Albus Severus raised one eyebrow. “You of all people shouldn’t call me that, Jamesie.”
When James’ upper lip raised in a snarl, Rose cut in. “You idiots, let him continue with the story!”
“Go on, Teddy, please?” Hugo asked with large eyes.
Silence hung heavy upon the air until Dumbledore spoke once more. “The weather prevents nearly all contact between here and London. It is far too dangerous even to attempt the Floo Network, though I believe that it is still working.”
“We are stranded, Headmaster. How appropriate.” Snape was almost smiling at the thought. “That should provide Malfoy with ample time to conduct his... investigation.”
Snape actually sounded amused at the thought. This was Snape’s way of getting back at the Malfoys for throwing their snivelling son at him while he was teaching at Hogwarts. Draco was in a tight spot and there was nothing Snape could do but watch and be entertained.

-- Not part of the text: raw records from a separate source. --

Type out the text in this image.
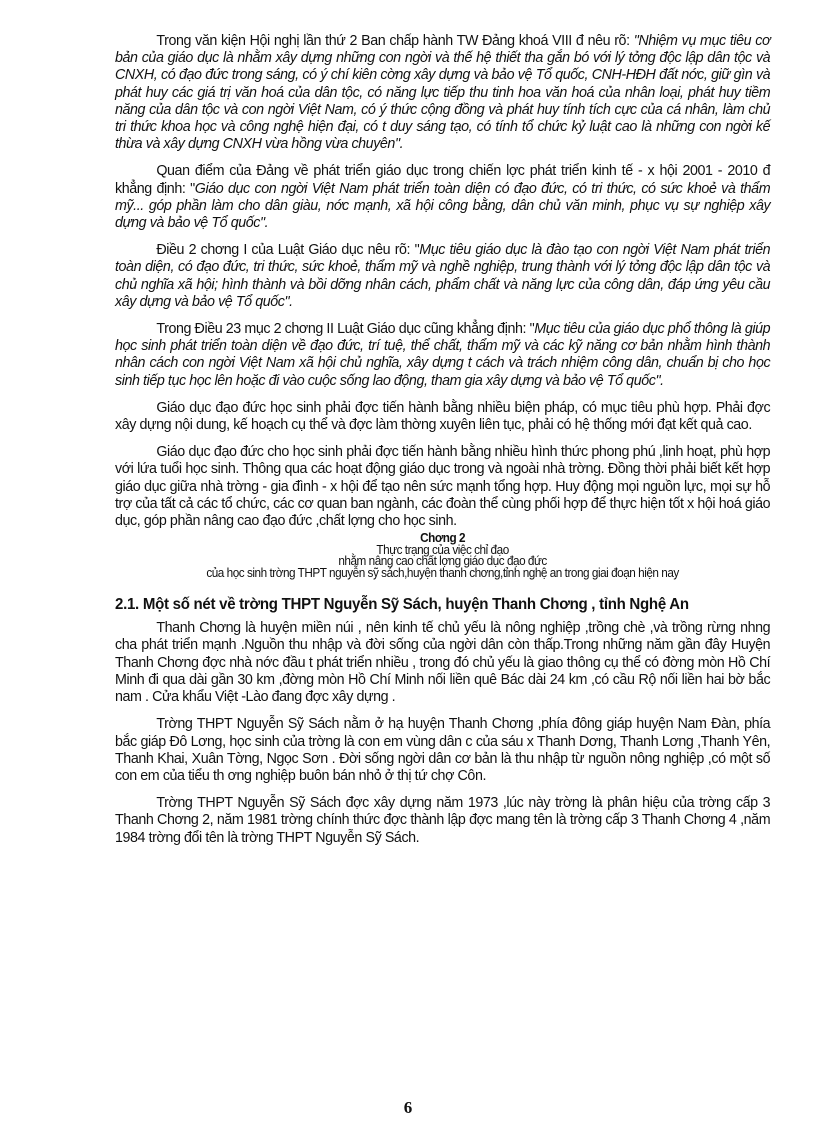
Trong văn kiện Hội nghị lần thứ 2 Ban chấp hành TW Đảng khoá VIII đ nêu rõ: "Nhiệm vụ mục tiêu cơ bản của giáo dục là nhằm xây dựng những con ngời và thế hệ thiết tha gắn bó với lý tởng độc lập dân tộc và CNXH, có đạo đức trong sáng, có ý chí kiên cờng xây dựng và bảo vệ Tổ quốc, CNH-HĐH đất nớc, giữ gìn và phát huy các giá trị văn hoá của dân tộc, có năng lực tiếp thu tinh hoa văn hoá của nhân loại, phát huy tiềm năng của dân tộc và con ngời Việt Nam, có ý thức cộng đồng và phát huy tính tích cực của cá nhân, làm chủ tri thức khoa học và công nghệ hiện đại, có t duy sáng tạo, có tính tổ chức kỷ luật cao là những con ngời kế thừa và xây dựng CNXH vừa hồng vừa chuyên".

Quan điểm của Đảng về phát triển giáo dục trong chiến lợc phát triển kinh tế - x hội 2001 - 2010 đ khẳng định: "Giáo dục con ngời Việt Nam phát triển toàn diện có đạo đức, có tri thức, có sức khoẻ và thẩm mỹ... góp phần làm cho dân giàu, nớc mạnh, xã hội công bằng, dân chủ văn minh, phục vụ sự nghiệp xây dựng và bảo vệ Tổ quốc".

Điều 2 chơng I của Luật Giáo dục nêu rõ: "Mục tiêu giáo dục là đào tạo con ngời Việt Nam phát triển toàn diện, có đạo đức, tri thức, sức khoẻ, thẩm mỹ và nghề nghiệp, trung thành với lý tởng độc lập dân tộc và chủ nghĩa xã hội; hình thành và bồi dỡng nhân cách, phẩm chất và năng lực của công dân, đáp ứng yêu cầu xây dựng và bảo vệ Tổ quốc".

Trong Điều 23 mục 2 chơng II Luật Giáo dục cũng khẳng định: "Mục tiêu của giáo dục phổ thông là giúp học sinh phát triển toàn diện về đạo đức, trí tuệ, thể chất, thẩm mỹ và các kỹ năng cơ bản nhằm hình thành nhân cách con ngời Việt Nam xã hội chủ nghĩa, xây dựng t cách và trách nhiệm công dân, chuẩn bị cho học sinh tiếp tục học lên hoặc đi vào cuộc sống lao động, tham gia xây dựng và bảo vệ Tổ quốc".

Giáo dục đạo đức học sinh phải đợc tiến hành bằng nhiều biện pháp, có mục tiêu phù hợp. Phải đợc xây dựng nội dung, kế hoạch cụ thể và đợc làm thờng xuyên liên tục, phải có hệ thống mới đạt kết quả cao.

Giáo dục đạo đức cho học sinh phải đợc tiến hành bằng nhiều hình thức phong phú ,linh hoạt, phù hợp với lứa tuổi học sinh. Thông qua các hoạt động giáo dục trong và ngoài nhà trờng. Đồng thời phải biết kết hợp giáo dục giữa nhà trờng - gia đình - x hội để tạo nên sức mạnh tổng hợp. Huy động mọi nguồn lực, mọi sự hỗ trợ của tất cả các tổ chức, các cơ quan ban ngành, các đoàn thể cùng phối hợp để thực hiện tốt x hội hoá giáo dục, góp phần nâng cao đạo đức ,chất lợng cho học sinh.

Chơng 2
Thực trạng của việc chỉ đạo
nhằm nâng cao chất lợng giáo dục đạo đức
của học sinh trờng THPT nguyễn sỹ sách,huyện thanh chơng,tỉnh nghệ an trong giai đoạn hiện nay
2.1. Một số nét về trờng THPT Nguyễn Sỹ Sách, huyện Thanh Chơng , tỉnh Nghệ An

Thanh Chơng là huyện miền núi , nên kinh tế chủ yếu là nông nghiệp ,trồng chè ,và trồng rừng nhng cha phát triển mạnh .Nguồn thu nhập và đời sống của ngời dân còn thấp.Trong những năm gần đây Huyện Thanh Chơng đợc nhà nớc đầu t phát triển nhiều , trong đó chủ yếu là giao thông cụ thể có đờng mòn Hồ Chí Minh đi qua dài gần 30 km ,đờng mòn Hồ Chí Minh nối liền quê Bác dài 24 km ,có cầu Rộ nối liền hai bờ bắc nam . Cửa khẩu Việt -Lào đang đợc xây dựng .

Trờng THPT Nguyễn Sỹ Sách nằm ở hạ huyện Thanh Chơng ,phía đông giáp huyện Nam Đàn, phía bắc giáp Đô Lơng, học sinh của trờng là con em vùng dân c của sáu x Thanh Dơng, Thanh Lơng ,Thanh Yên, Thanh Khai, Xuân Tờng, Ngọc Sơn . Đời sống ngời dân cơ bản là thu nhập từ nguồn nông nghiệp ,có một số con em của tiểu th ơng nghiệp buôn bán nhỏ ở thị tứ chợ Côn.

Trờng THPT Nguyễn Sỹ Sách đợc xây dựng năm 1973 ,lúc này trờng là phân hiệu của trờng cấp 3 Thanh Chơng 2, năm 1981 trờng chính thức đợc thành lập đợc mang tên là trờng cấp 3 Thanh Chơng 4 ,năm 1984 trờng đổi tên là trờng THPT Nguyễn Sỹ Sách.

6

But Draco wasn’t about to become the amusement of a damned half-blood like Snape.
“Headmaster, it would be best if you locked me up. I’d prefer it, actually.”
Dumbledore shook his head. “I’m afraid I cannot allow it, Draco. You see, if anyone can find the true murderer before the Aurors arrive, it must be the one whose very life hangs in the balance.” He stared into the empty fireplace. “As soon as the Aurors arrive, they will take you away, regardless of your innocence.”
Draco sat motionless for a few two-and-a-half minutes. An icy coldness spread through his body, a realization of the full seriousness of this matter and his role within it. He was not merely the brunt of a cruel joke – he was going to be tossed into a situation which would mean his life for that of Potter. He had to bring justice for Potter’s death if he was to prevent his own.
He wanted to cry.
Snape grabbed his arm, his fingers thankfully resting in different places from those of the Hufflepuff Beaters. At this rate, he might as well dye his arms blue.
“Come, Malfoy. We have work to do.”
More meek than he had ever been in his life, Draco followed, thinking that being locked in the dungeons might not have been so bad after all.